Friday, August 2, 2013

Another Great Composer from Salzburg


It’s music that’s both haunting and virtuosic, and until today, it was all that I knew of the composer, Heinrich Ignaz Franz von Biber.

Biber’s most famous composition is a passacaglia for solo violin, which, as you can hear below, is based on a repeating four note descending line. And remarkably, it stretches out at nine minutes plus, without ever managing to be boring. In fact, one writer states that it’s the best piece of solo violin music, with the exception of Bach’s chaconne.

Check it out, as played—brilliantly—by Andrew Manze. 




Well, it’s my year for hearing new music, so I had to ask myself—what’s up with von Biber?

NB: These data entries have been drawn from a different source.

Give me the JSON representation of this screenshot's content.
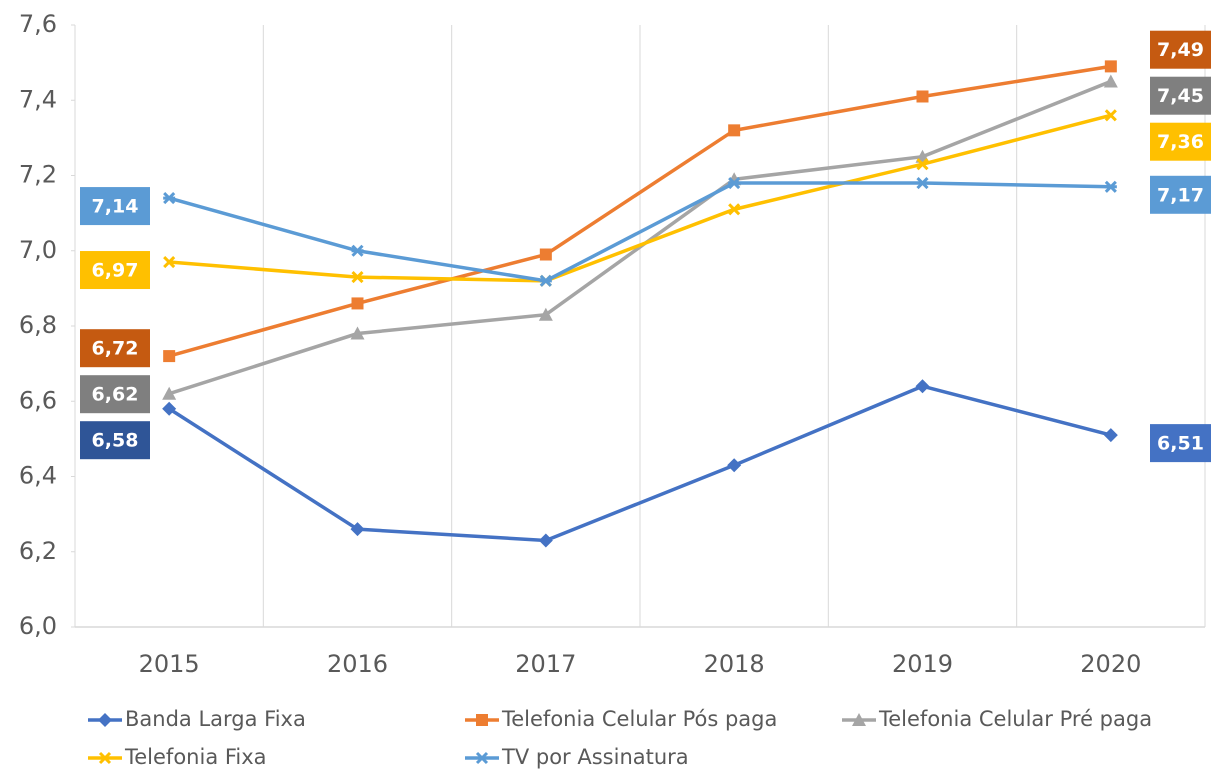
{
  "chart_data": {
    "type": "line",
    "categories": [
      "2015",
      "2016",
      "2017",
      "2018",
      "2019",
      "2020"
    ],
    "series": [
      {
        "name": "Banda Larga Fixa",
        "color": "#4472c4",
        "marker": "diamond",
        "label_colors": [
          "#2f5597",
          "#4472c4"
        ],
        "values": [
          6.58,
          6.26,
          6.23,
          6.43,
          6.64,
          6.51
        ],
        "value_labels": [
          "6,58",
          null,
          null,
          null,
          null,
          "6,51"
        ]
      },
      {
        "name": "Telefonia Celular Pós paga",
        "color": "#ed7d31",
        "marker": "square",
        "label_colors": [
          "#c55a11",
          "#c55a11"
        ],
        "values": [
          6.72,
          6.86,
          6.99,
          7.32,
          7.41,
          7.49
        ],
        "value_labels": [
          "6,72",
          null,
          null,
          null,
          null,
          "7,49"
        ]
      },
      {
        "name": "Telefonia Celular Pré paga",
        "color": "#a5a5a5",
        "marker": "triangle",
        "label_colors": [
          "#7f7f7f",
          "#7f7f7f"
        ],
        "values": [
          6.62,
          6.78,
          6.83,
          7.19,
          7.25,
          7.45
        ],
        "value_labels": [
          "6,62",
          null,
          null,
          null,
          null,
          "7,45"
        ]
      },
      {
        "name": "Telefonia Fixa",
        "color": "#ffc000",
        "marker": "x",
        "label_colors": [
          "#ffc000",
          "#ffc000"
        ],
        "values": [
          6.97,
          6.93,
          6.92,
          7.11,
          7.23,
          7.36
        ],
        "value_labels": [
          "6,97",
          null,
          null,
          null,
          null,
          "7,36"
        ]
      },
      {
        "name": "TV por Assinatura",
        "color": "#5b9bd5",
        "marker": "star",
        "label_colors": [
          "#5b9bd5",
          "#5b9bd5"
        ],
        "values": [
          7.14,
          7.0,
          6.92,
          7.18,
          7.18,
          7.17
        ],
        "value_labels": [
          "7,14",
          null,
          null,
          null,
          null,
          "7,17"
        ]
      }
    ],
    "ylim": [
      6.0,
      7.6
    ],
    "yticks": [
      {
        "value": 6.0,
        "label": "6,0"
      },
      {
        "value": 6.2,
        "label": "6,2"
      },
      {
        "value": 6.4,
        "label": "6,4"
      },
      {
        "value": 6.6,
        "label": "6,6"
      },
      {
        "value": 6.8,
        "label": "6,8"
      },
      {
        "value": 7.0,
        "label": "7,0"
      },
      {
        "value": 7.2,
        "label": "7,2"
      },
      {
        "value": 7.4,
        "label": "7,4"
      },
      {
        "value": 7.6,
        "label": "7,6"
      }
    ],
    "grid": "vertical",
    "legend": "bottom"
  }
}
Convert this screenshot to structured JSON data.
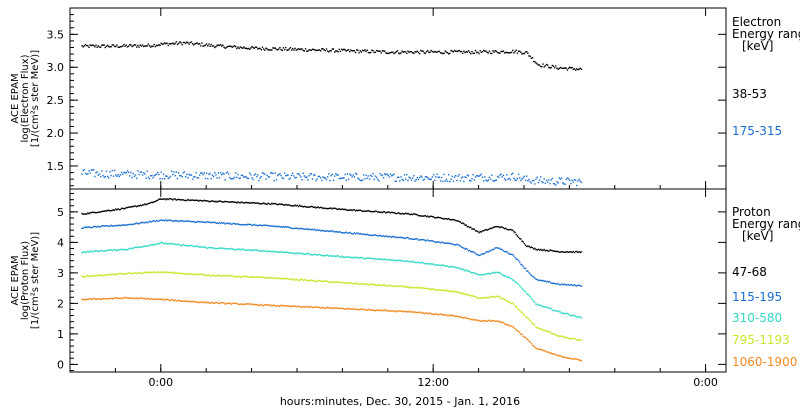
{
  "colors": {
    "black": "#000000",
    "blue": "#1a6fd1",
    "cyan": "#33d9c6",
    "yellow": "#c8e62a",
    "orange": "#f08a1f"
  },
  "x_label": "hours:minutes, Dec. 30, 2015 - Jan.  1, 2016",
  "x_ticks": [
    {
      "hours": 0,
      "label": "0:00"
    },
    {
      "hours": 12,
      "label": "12:00"
    },
    {
      "hours": 24,
      "label": "0:00"
    }
  ],
  "chart_data": [
    {
      "type": "scatter",
      "panel": "electron",
      "ylabel_lines": [
        "ACE EPAM",
        "log(Electron Flux)",
        "[1/(cm²s ster MeV)]"
      ],
      "yticks": [
        1.5,
        2.0,
        2.5,
        3.0,
        3.5
      ],
      "ylim": [
        1.15,
        3.9
      ],
      "xlim": [
        -4,
        24.9
      ],
      "legend": {
        "title": [
          "Electron",
          "Energy ranges",
          "[keV]"
        ],
        "placement": "right"
      },
      "series": [
        {
          "name": "38-53",
          "color": "#000000",
          "x": [
            -3.5,
            -2,
            -0.5,
            0,
            1,
            2.5,
            4,
            6,
            8,
            10,
            12,
            14,
            15.6,
            16.1,
            16.6,
            17.5,
            18.5
          ],
          "y": [
            3.33,
            3.33,
            3.34,
            3.36,
            3.38,
            3.33,
            3.3,
            3.28,
            3.26,
            3.24,
            3.24,
            3.24,
            3.25,
            3.23,
            3.05,
            3.0,
            2.98
          ]
        },
        {
          "name": "175-315",
          "color": "#1a6fd1",
          "x": [
            -3.5,
            -1,
            1,
            4,
            7,
            10,
            13,
            15.6,
            16.1,
            17,
            18.5
          ],
          "y": [
            1.4,
            1.38,
            1.37,
            1.35,
            1.34,
            1.34,
            1.33,
            1.35,
            1.3,
            1.28,
            1.27
          ]
        }
      ]
    },
    {
      "type": "scatter",
      "panel": "proton",
      "ylabel_lines": [
        "ACE EPAM",
        "log(Proton Flux)",
        "[1/(cm²s ster MeV)]"
      ],
      "yticks": [
        0,
        1,
        2,
        3,
        4,
        5
      ],
      "ylim": [
        -0.25,
        5.75
      ],
      "xlim": [
        -4,
        24.9
      ],
      "legend": {
        "title": [
          "Proton",
          "Energy ranges",
          "[keV]"
        ],
        "placement": "right"
      },
      "series": [
        {
          "name": "47-68",
          "color": "#000000",
          "x": [
            -3.5,
            -1.5,
            -0.5,
            0,
            2,
            5,
            8,
            11,
            13,
            14,
            14.8,
            15.5,
            16.1,
            16.5,
            17.5,
            18.5
          ],
          "y": [
            4.95,
            5.15,
            5.3,
            5.45,
            5.38,
            5.28,
            5.1,
            4.95,
            4.75,
            4.35,
            4.55,
            4.4,
            3.9,
            3.8,
            3.72,
            3.7
          ]
        },
        {
          "name": "115-195",
          "color": "#1a6fd1",
          "x": [
            -3.5,
            -1.5,
            0,
            2,
            5,
            8,
            11,
            13,
            14,
            14.8,
            15.5,
            16.1,
            16.5,
            17.5,
            18.5
          ],
          "y": [
            4.5,
            4.6,
            4.75,
            4.68,
            4.55,
            4.35,
            4.15,
            3.95,
            3.6,
            3.85,
            3.6,
            3.1,
            2.8,
            2.65,
            2.6
          ]
        },
        {
          "name": "310-580",
          "color": "#33d9c6",
          "x": [
            -3.5,
            -1.5,
            0,
            2,
            5,
            8,
            11,
            13,
            14,
            14.8,
            15.5,
            16.1,
            16.5,
            17.5,
            18.5
          ],
          "y": [
            3.7,
            3.8,
            4.0,
            3.85,
            3.72,
            3.55,
            3.4,
            3.2,
            2.95,
            3.05,
            2.8,
            2.35,
            2.0,
            1.75,
            1.55
          ]
        },
        {
          "name": "795-1193",
          "color": "#c8e62a",
          "x": [
            -3.5,
            -1.5,
            0,
            2,
            5,
            8,
            11,
            13,
            14,
            14.8,
            15.5,
            16.1,
            16.5,
            17.5,
            18.5
          ],
          "y": [
            2.9,
            3.0,
            3.05,
            2.95,
            2.85,
            2.7,
            2.55,
            2.4,
            2.2,
            2.25,
            2.0,
            1.55,
            1.25,
            0.95,
            0.8
          ]
        },
        {
          "name": "1060-1900",
          "color": "#f08a1f",
          "x": [
            -3.5,
            -1.5,
            0,
            2,
            5,
            8,
            11,
            13,
            14,
            14.8,
            15.5,
            16.1,
            16.5,
            17.5,
            18.5
          ],
          "y": [
            2.15,
            2.2,
            2.15,
            2.05,
            1.95,
            1.85,
            1.75,
            1.6,
            1.45,
            1.45,
            1.25,
            0.85,
            0.55,
            0.3,
            0.15
          ]
        }
      ]
    }
  ]
}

He was born in 1644 in Wartenberg; little is known about his early life and education. He must have been, however, one hell of a violinist—even now his works are a challenge for violinists. And he was in the service of Prince Johann Seyfried von Eggenberg and the bishop of Olomouc, Karl II von Liechtenstein-Kastelkorn, whom he abandoned to go work for the archbishop of Salzburg. He lived there all his life, dying in 1704.

Of all of his music, von Biber is best known for the Rosary Sonatas. In the Catholic church, the tradition is to visit the fourteen stations of the cross, which highlight the most significant events in the lives of Jesus and Mary. So von Biber composed a sonata for each one of the stations; the music was meant to be a meditative aid to the mystery presented.

Here, in the clip below, is the second sonata, based on the visitation.





And to my mind, another and even greater work is his Harmonia artificioso-airosa. Here, von Biber uses scordatura, which involves tuning the violin differently than it normally is tuned. Why? Tuning a string lower than it normally is will darken the color of the sound, and vice versa.  




But the crowning work of Biber—from what I’ve heard—has got to be the Missa  Salisburgensis from 1682. It’s stunning music—filled with trumpets and timpani, as well as oboes and coronets. When it’s not majestic, it’s wrenchingly tender. How could I not have heard this work? It’s absolutely top-drawer!